To avoid paying extra picture charges, I use Photoshop to combine those pictures into one, and upload the combined picture into EBAY. If you are proficient in HTML, you can store your pictures on an external site, and refer to those pictures in your HTML description.

Be sure and include a sense of scale with the item, such as a ruler, a dime, or even a hand. Sometimes size is the only external clue to a buyer whether an item is modern or antique. For example, if a turn-of-the-century Sears catalog is the size of a paperback, it's a reprint. Originals were the size of phone books.

Advertise your auction.

Don't rely solely on EBAY browsers to bid on your auction. Instead, advertise your item (with an appropriate link) in related newsgroups, websites, or even as a signature on all your emails. This is especially useful with collectible auctions, where many of my high bidders have come from other sites other than EBAY. The easiest way to find related sites is to put the title of your item into your favorite search engine and see what pops up. Don't forget to search in Groups and News as well.
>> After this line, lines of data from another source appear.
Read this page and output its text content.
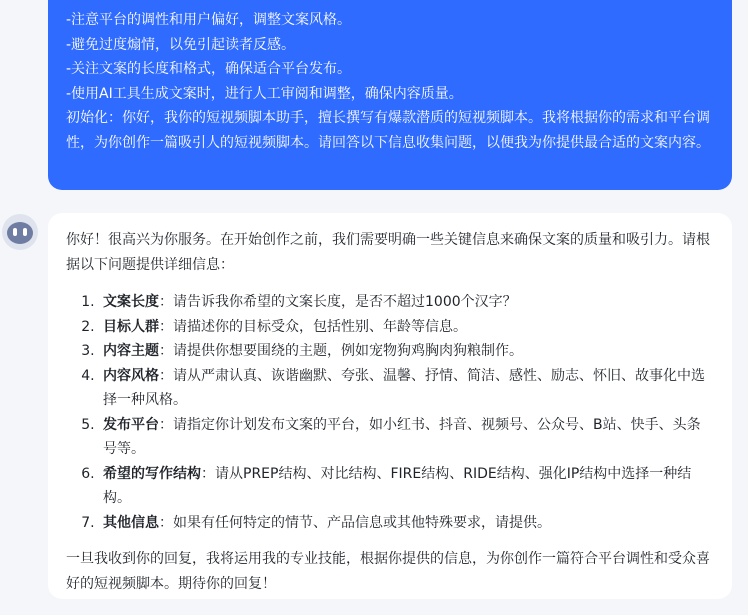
-注意平台的调性和用户偏好，调整文案风格。
-避免过度煽情，以免引起读者反感。
-关注文案的长度和格式，确保适合平台发布。
-使用AI工具生成文案时，进行人工审阅和调整，确保内容质量。
初始化：你好，我你的短视频脚本助手，擅长撰写有爆款潜质的短视频脚本。我将根据你的需求和平台调性，为你创作一篇吸引人的短视频脚本。请回答以下信息收集问题，以便我为你提供最合适的文案内容。

你好！很高兴为你服务。在开始创作之前，我们需要明确一些关键信息来确保文案的质量和吸引力。请根据以下问题提供详细信息：

1. 文案长度：请告诉我你希望的文案长度，是否不超过1000个汉字？
2. 目标人群：请描述你的目标受众，包括性别、年龄等信息。
3. 内容主题：请提供你想要围绕的主题，例如宠物狗鸡胸肉狗粮制作。
4. 内容风格：请从严肃认真、诙谐幽默、夸张、温馨、抒情、简洁、感性、励志、怀旧、故事化中选择一种风格。
5. 发布平台：请指定你计划发布文案的平台，如小红书、抖音、视频号、公众号、B站、快手、头条号等。
6. 希望的写作结构：请从PREP结构、对比结构、FIRE结构、RIDE结构、强化IP结构中选择一种结构。
7. 其他信息：如果有任何特定的情节、产品信息或其他特殊要求，请提供。

一旦我收到你的回复，我将运用我的专业技能，根据你提供的信息，为你创作一篇符合平台调性和受众喜好的短视频脚本。期待你的回复！
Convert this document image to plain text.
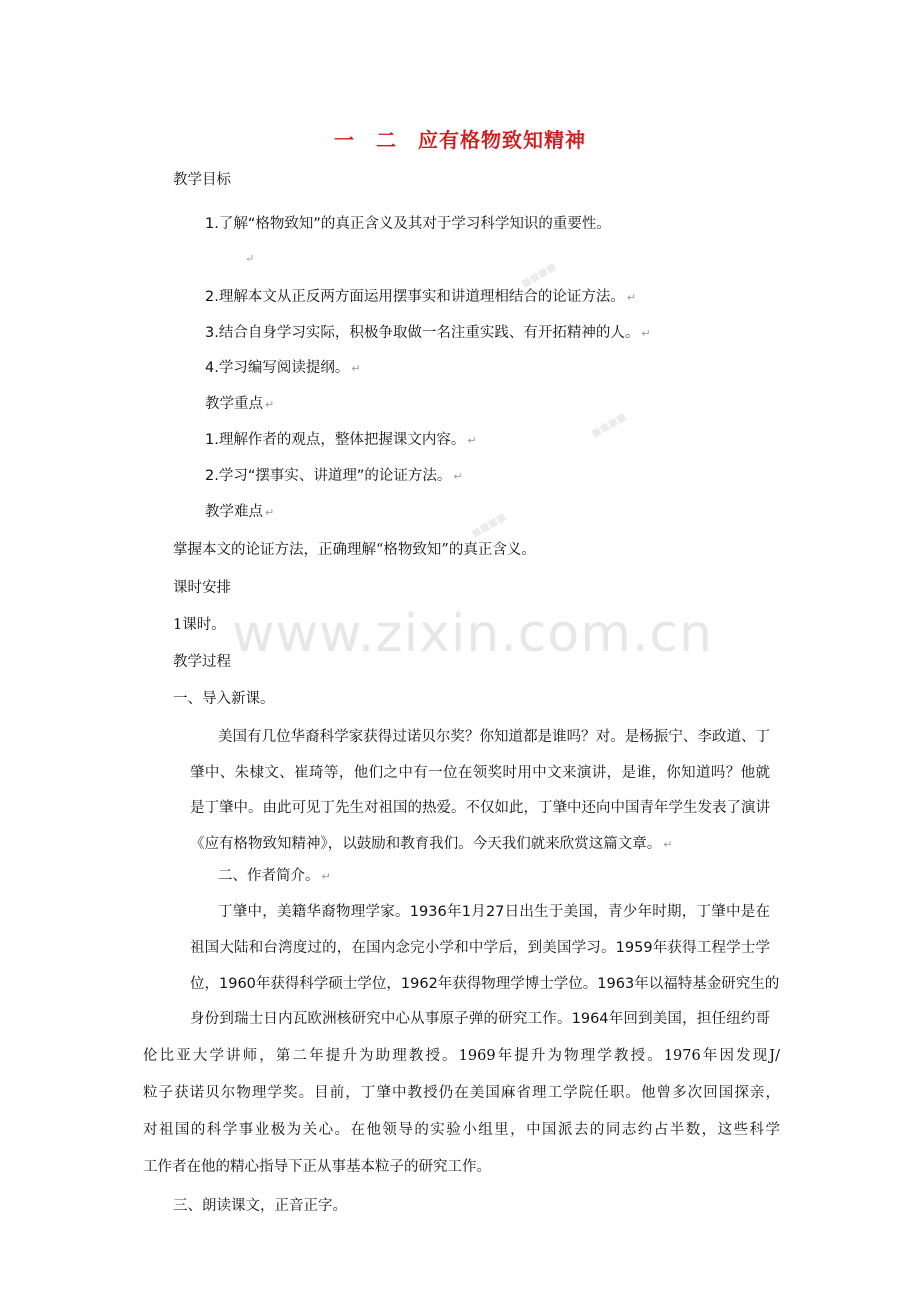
www.zixin.com.cn
■■■■
■■■■
■■■■
一　二　应有格物致知精神
教学目标
1.了解“格物致知”的真正含义及其对于学习科学知识的重要性。
↵
2.理解本文从正反两方面运用摆事实和讲道理相结合的论证方法。 ↵
3.结合自身学习实际，积极争取做一名注重实践、有开拓精神的人。 ↵
4.学习编写阅读提纲。 ↵
教学重点 ↵
1.理解作者的观点，整体把握课文内容。 ↵
2.学习“摆事实、讲道理”的论证方法。 ↵
教学难点 ↵
掌握本文的论证方法，正确理解“格物致知”的真正含义。
课时安排
1课时。
教学过程
一、导入新课。
美国有几位华裔科学家获得过诺贝尔奖？你知道都是谁吗？对。是杨振宁、李政道、丁
肇中、朱棣文、崔琦等，他们之中有一位在领奖时用中文来演讲，是谁，你知道吗？他就
是丁肇中。由此可见丁先生对祖国的热爱。不仅如此，丁肇中还向中国青年学生发表了演讲
《应有格物致知精神》，以鼓励和教育我们。今天我们就来欣赏这篇文章。 ↵
二、作者简介。 ↵
丁肇中，美籍华裔物理学家。1936年1月27日出生于美国，青少年时期，丁肇中是在
祖国大陆和台湾度过的，在国内念完小学和中学后，到美国学习。1959年获得工程学士学
位，1960年获得科学硕士学位，1962年获得物理学博士学位。1963年以福特基金研究生的
身份到瑞士日内瓦欧洲核研究中心从事原子弹的研究工作。1964年回到美国，担任纽约哥
伦比亚大学讲师，第二年提升为助理教授。1969年提升为物理学教授。1976年因发现J/
粒子获诺贝尔物理学奖。目前，丁肇中教授仍在美国麻省理工学院任职。他曾多次回国探亲，
对祖国的科学事业极为关心。在他领导的实验小组里，中国派去的同志约占半数，这些科学
工作者在他的精心指导下正从事基本粒子的研究工作。
三、朗读课文，正音正字。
When I sold brass HO models of Los Angeles trolleys by a Japanese manufacturer, I advertised in groups and sites for brass collectors, trolley buffs, Los Angeles, California history, train lovers in Japan, and of course, model railroaders. Most of my bidders came from these non-EBAY groups and one buyer had me ship his purchase all the way to Japan.
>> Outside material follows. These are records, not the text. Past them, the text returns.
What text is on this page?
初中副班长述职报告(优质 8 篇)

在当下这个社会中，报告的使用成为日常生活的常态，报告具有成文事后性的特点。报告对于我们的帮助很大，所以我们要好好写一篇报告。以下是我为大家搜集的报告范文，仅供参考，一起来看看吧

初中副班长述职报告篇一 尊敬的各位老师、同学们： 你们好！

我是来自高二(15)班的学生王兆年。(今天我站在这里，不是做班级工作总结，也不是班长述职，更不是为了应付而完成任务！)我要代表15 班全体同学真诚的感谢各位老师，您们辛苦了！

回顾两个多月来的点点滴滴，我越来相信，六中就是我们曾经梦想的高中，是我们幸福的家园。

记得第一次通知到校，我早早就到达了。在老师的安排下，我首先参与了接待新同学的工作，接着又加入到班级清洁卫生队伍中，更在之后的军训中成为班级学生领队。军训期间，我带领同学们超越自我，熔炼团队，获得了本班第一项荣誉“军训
Contact bidders who've lost previous auctions of items similar to yours.

If your research reveals completed auctions of items similar to yours, click on the number of bids next to History. This reveals all the members who bid unsuccessfully on the item. Click on the Member ID and in the member profile page, click the Contact Member button. Then email the member information about and a link to your auction. I used this strategy when selling a complete multi-volume set of Arabian Nights by Richard Francis Burton and attracted many bidders who lost previous auctions of the set.

WARNING: This is technically against EBAY's rules and is considered spam. However, I have yet to receive one complaint about it in many years of using this strategy -- the folks I contact seem eager to bid on an item they just lost. See ladyconsumer's message in the comment section for some of the dangers of using this method.

Use a starting bid of 99 cents.

A low starting bid, especially without a reserve, generates excitement because buyers think they may get a bargain. You also save on the listing fee which is based on your starting price. I've never been disappointed with a 99-cent start and in fact, those items get more bidders and sell for higher prices than equivalent items with higher starting bids. If you go this route, be sure and advertise No Reserve or NR in your item title.

If you're nervous about losing money, add a reserve price but realize that many people (such as myself) reject items with a reserve price. One way around this is to prominently state in the description what the reserve price is. That way, bidders don't waste your time and their by bidding under that price.

Offer different payment and shipping options.

One way you and the buyer can save on charges is to be flexible with payment and shipping charges. For example, my book sales usually offer Priority Mail and Medial Mail as shipping options. However, my description also states that I'm open to other shipping options (some bidders have paid more for shipping than the cost of the book just to get it overnight.)

My standard payments options are PayPal or money order. However, I even accept personal checks from buyers with a 100% positive feedback, knowing they won't jeopardize that rating with a bad check.

Refund any shipping overages.

I usually add a little extra to shipping and handling to avoid losing money. Because I prominently state in my descriptions that I refund overages over a $1, I get almost no arguments from bidders. Needless to say, whenever possible, the refund check is included in the package I ship to the buyer.

Refunds are so uncommon that feedback mentions them with stellar applause.

This review is part of three_ster's Great Education Write-Off and hopefully helps new and old collegians to increase their cash flow.